UNESCO merumuskan bahwa pendidikan berarti belajar untuk mengetahui (to know), untuk melakukan sesuatu (to do), untuk menjadi diri sendiri (to be), dan untuk hidup bersama (to live together). Dari rumusan tersebut, pendidikan bukan hanya menekankan untuk mengerti sesuatu (to know) atau segi intelektualitas saja, melainkan peserta didik dibantu untuk melakukan dan bertindak sesuai dengan yang diketahuinya. Dengan bekal pengetahuan, peserta didik dapat menggunakan pengetahuan itu bagi kehidupan bersama-sama dengan orang lain.
Menurut Drijarkara, pendidikan harus membantu agar seseorang secara tahu dan mau bertindak sebagai manusia dan bukan hanya secara instingtif saja. Dalam pengertian ini, pendidikan adalah proses hominisasi. Secara lebih luas pendidikan hendaknya dipahami sebagai proses humanisasi yaitu usaha agar seluruh sikap dan tindakan serta aneka kegiatan seseorang benar-benar bersifat manusiawi dan semakin manusiawi. Sudut pandang yang demikian ini, pendidikan adalah hominisasi dan humanisasi.
Untuk mencapai tujuan pendidikan dalam arti membentuk manusia yang manusiawi, seluruh usaha pendidikan berusaha membantu agar anak didik berkembang semakin manusiawi (humanior). Untuk itu diperlukan berbagai mata ajar atau bahan pendidikan tertentu dengan metode tertentu, yang dalam sejarah pendidikan disebut humaniora.
- Tujuan pendidikan Humanistik
Gage dan Berliner menguraikan lima tujuan pokok pendidikan humanistik yaitu :
- Mencapai pribadi yang berkembang secara positif dan mandiri.
- Mengembangkan tanggung jawab terhadap apa yang telah dipelajari.
- Mengembangkan kreativitas.
- Menumbuhkan sikap keingintahuan.
- Menumbuhkan apresiasi terhadap seni.
Ringkasnya, pendidikan humaniora tidak mengarah pada kejuruan, pada keterampilan tertentu, melainkan pada pendewasaan pribadi sebagai manusia dan warga negara, bukannya pekerja dalam bidang tertentu.

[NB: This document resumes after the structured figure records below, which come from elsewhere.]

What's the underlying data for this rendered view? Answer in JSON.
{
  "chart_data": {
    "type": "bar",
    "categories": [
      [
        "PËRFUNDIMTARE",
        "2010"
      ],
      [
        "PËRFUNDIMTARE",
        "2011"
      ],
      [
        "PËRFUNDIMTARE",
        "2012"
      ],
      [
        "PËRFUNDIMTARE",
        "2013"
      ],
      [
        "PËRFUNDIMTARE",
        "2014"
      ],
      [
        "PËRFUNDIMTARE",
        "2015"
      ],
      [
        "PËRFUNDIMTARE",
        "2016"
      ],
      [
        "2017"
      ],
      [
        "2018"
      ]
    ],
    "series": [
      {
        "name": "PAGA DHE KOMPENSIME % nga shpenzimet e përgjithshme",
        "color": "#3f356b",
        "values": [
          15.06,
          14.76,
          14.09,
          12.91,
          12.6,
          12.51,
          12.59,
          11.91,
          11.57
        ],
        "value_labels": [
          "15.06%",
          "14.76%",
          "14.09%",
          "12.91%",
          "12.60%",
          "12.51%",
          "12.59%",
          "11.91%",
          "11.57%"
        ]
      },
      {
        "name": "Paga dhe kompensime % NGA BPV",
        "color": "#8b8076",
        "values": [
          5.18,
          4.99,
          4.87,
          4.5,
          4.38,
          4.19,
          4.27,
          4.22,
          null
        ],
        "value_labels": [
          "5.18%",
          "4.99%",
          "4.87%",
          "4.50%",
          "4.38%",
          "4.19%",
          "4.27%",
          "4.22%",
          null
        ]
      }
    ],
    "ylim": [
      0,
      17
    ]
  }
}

Maka dari itu pendidikan humaniora memusatkan perhatian pada kelangsungan dan perkembangan seni-seni dan keahlian, yang ungkapannya ditemukan pada khasanah-khasanah dan masalah-masalah besar, dan pada nilai-nilai yang paling tinggi bagi umat manusia.
Tujuan tersebut jelas sangat tidak praktis, karena banyak orang sering menganggap bahwa pendidikan hanya digunakan ebagai sarana untuk memperoleh gelar akademis sehingga mudah memperoleh pekerjaan. Sebaliknya, pada umumnya pendidikan humanistik mengembangkan kualitas moral serta kemanusiaan bagi pelayannan kepada orang banyak.